I did say I had caveats about setting the bar. Unfortunately, we tend to favor the same types we’ve dated before because it is a familiar dynamic even it was a dysfunctional one. Women who chose abusive loser boyfriends attract them like a magnet. Men who have had a series of demanding, manipulative girlfriends will have a long line of similar women. These types are looking for you because everyone else has rejected them when they got a clue about their ways.
How do you set the bar against these offenders? You don’t do it in the profile. Stating you won’t be the victim of liars, cheaters or game-players tells the predatory daters you are vulnerable and fair game. To them you are the gazelle with the wounded leg that the herd abandons.
Know your tell-tale signs; complaints against life in general, treating service people shabbily, talking about exes constantly, men forgetting wallets, listing expectations for you are just a few. Review previous relationships that went south to decide what went wrong. Remember the people you want to avoid can be charming and attractive; they had to develop some skills to get people to accept them, if only for a short time.
As for setting the bar high, a few of you need to set it higher. It is reflective of how you consider yourself and what you think is out there. Many men and women go out with a series of people who are bad fits and bemoan their luck. Just going out with anyone and expecting to meet the one is a recipe for disaster. Consider ten characteristics you’d like, but be willing to settle for five.
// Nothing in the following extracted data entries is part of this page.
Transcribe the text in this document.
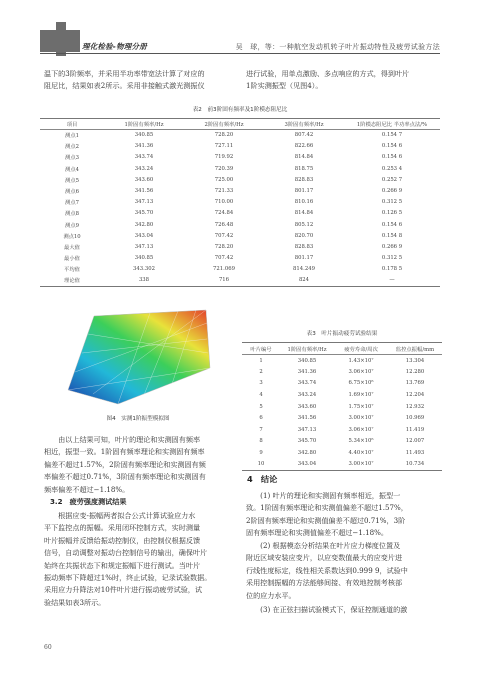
理化检验-物理分册	吴　球，等：一种航空发动机转子叶片振动特性及疲劳试验方法

温下的3阶频率，并采用半功率带宽法计算了对应的

阻尼比，结果如表2所示。采用非接触式激光测振仪

进行试验，用单点激励、多点响应的方式，得到叶片

1阶实测振型（见图4）。

表2　前3阶固有频率及1阶模态阻尼比
项目	1阶固有频率/Hz	2阶固有频率/Hz	3阶固有频率/Hz	1阶模态阻尼比 半功率点法/%
测点1	340.85	728.20	807.42	0.154 7
测点2	341.36	727.11	822.66	0.154 6
测点3	343.74	719.92	814.84	0.154 6
测点4	343.24	720.39	818.75	0.253 4
测点5	343.60	725.00	828.83	0.252 7
测点6	341.56	721.33	801.17	0.266 9
测点7	347.13	710.00	810.16	0.312 5
测点8	345.70	724.84	814.84	0.126 5
测点9	342.80	726.48	805.12	0.154 6
测点10	343.04	707.42	820.70	0.154 8
最大值	347.13	728.20	828.83	0.266 9
最小值	340.85	707.42	801.17	0.312 5
平均值	343.302	721.069	814.249	0.178 5
理论值	338	716	824	—
图4　实测1阶振型模拟图
表3　叶片振动疲劳试验结果
叶片编号	1阶固有频率/Hz	疲劳寿命/周次	监控点振幅/mm
1	340.85	1.43×10⁷	13.304
2	341.36	3.06×10⁷	12.280
3	343.74	6.75×10⁶	13.769
4	343.24	1.69×10⁷	12.204
5	343.60	1.75×10⁷	12.932
6	341.56	3.00×10⁷	10.969
7	347.13	3.06×10⁷	11.419
8	345.70	5.34×10⁶	12.007
9	342.80	4.40×10⁷	11.493
10	343.04	3.00×10⁷	10.734

　　由以上结果可知，叶片的理论和实测固有频率

相近，振型一致。1阶固有频率理论和实测固有频率

偏差不超过1.57%，2阶固有频率理论和实测固有频

率偏差不超过0.71%，3阶固有频率理论和实测固有

频率偏差不超过−1.18%。

3.2　疲劳强度测试结果

　　根据应变-振幅两者拟合公式计算试验应力水

平下监控点的振幅。采用闭环控制方式，实时测量

叶片振幅并反馈给振动控制仪，由控制仪根据反馈

信号，自动调整对振动台控制信号的输出，确保叶片

始终在共振状态下和规定振幅下进行测试。当叶片

振动频率下降超过1%时，终止试验，记录试验数据。

采用应力升降法对10件叶片进行振动疲劳试验，试

验结果如表3所示。

4　结论

　　(1) 叶片的理论和实测固有频率相近，振型一

致。1阶固有频率理论和实测值偏差不超过1.57%，

2阶固有频率理论和实测值偏差不超过0.71%，3阶

固有频率理论和实测值偏差不超过−1.18%。

　　(2) 根据模态分析结果在叶片应力梯度位置及

附近区域安装应变片，以应变数值最大的应变片进

行线性度标定，线性相关系数达到0.999 9，试验中

采用控制振幅的方法能够间接、有效地控制考核部

位的应力水平。

　　(3) 在正弦扫描试验模式下，保证控制通道的激

60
Work six or seven into your profile, but not ten.
Remember the people who were advertising for a candidate with a master’s degree? Their overkill approach landed them with someone very unsuitable because that is all who applied. When I see a woman’s profile stating she is looking for a professional man, 48 or younger, has traveled widely, owns a plane, at least six foot with dark hair and blue eyes, a ballroom dancer, a proficient piano player, and being able to converse in Russian and French, I see a woman doomed to spending nights at home alone.
The same for the men who want some young leggy playmate to cater to them. It is a nice dream, so the best they can do is turn over and go back to sleep.